As Worldcom execs take the fifth and both Congress and the Dubya administration prep for damage control (for the latter, in a Wall Street speech tomorrow,) White House strategists look desperately for a way to avoid being hoisted by their own petard. Says Dubya of his Vice-President, who’s in deep with the Halliburton scandal: “There are good actors and there are bad actors; he’s one of the good guys.” May work for terrorists, George…doesn’t work so well for executive profiteers.

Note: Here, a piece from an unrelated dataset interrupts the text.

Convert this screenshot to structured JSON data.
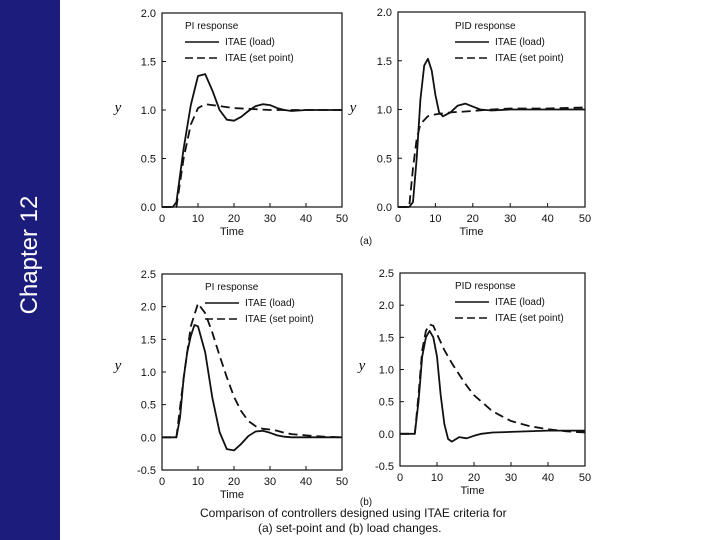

Category: GOP Culture of Corruption
Corporate Finance Reform.
Meanwhile, John McCain weighs in on the corporate scandals and calls for the resignation of SEC Chairman (Dubya flunky) Robert Pitt. (Via the swankily redesigned Medley.)
Hitting .333.
Frank Rich weighs in with another discerning op-ed on Enrongate, in which he notes that the Bush administration has significant ties to FIVE of the companies currently under scrutiny – Enron, Halliburton, Andersen, KMPG and Merrill Lynch (which is why, of course, Dubya keeps talking about WorldCom.)
Grand Moff Harken.
Just as the Bush White House tries to sidestep the corporate scandals, Dubya changes his story about a Martha Stewart-esque stock dump he made as director of Harken Energy Corporation in 1990, two months before the shares went sour.
Returning Fire.
Frustrated by the FEC gutting of campaign finance reform last week, John McCain promises to hold up FEC appointments in the Senate until a more reform-sympathetic panel is appointed. Turns out Dubya’s kept a ringer on the panel a year beyond his term, Democrat Karl Sandstrom, expressly for the purpose of stifling reform. (He appointed a new Republican to the FEC in March.) Hmmm…why am I picturing Karl Rove and Mitch McConnell in a smoke-filled room?
Truckin’.
Republican candidates for the South Carolina governorship try to outredneck each other. Only in Carolina would a candidate brag that he “stood up against the NAACP when no one else would.” Unbelievable.
The Washington Ten.
Speaking of which, if you can’t beat ’em, blacklist ’em. The GOP attempts to filter out Democrats from the lobbyist pool.
Lobbyists Strike Back.
The “feeding frenzy is over,” according to Phil Gramm, and corporate lobbyists are breathing a sigh of relief. The impetus stalls for post-Enron corporate reform in Congress.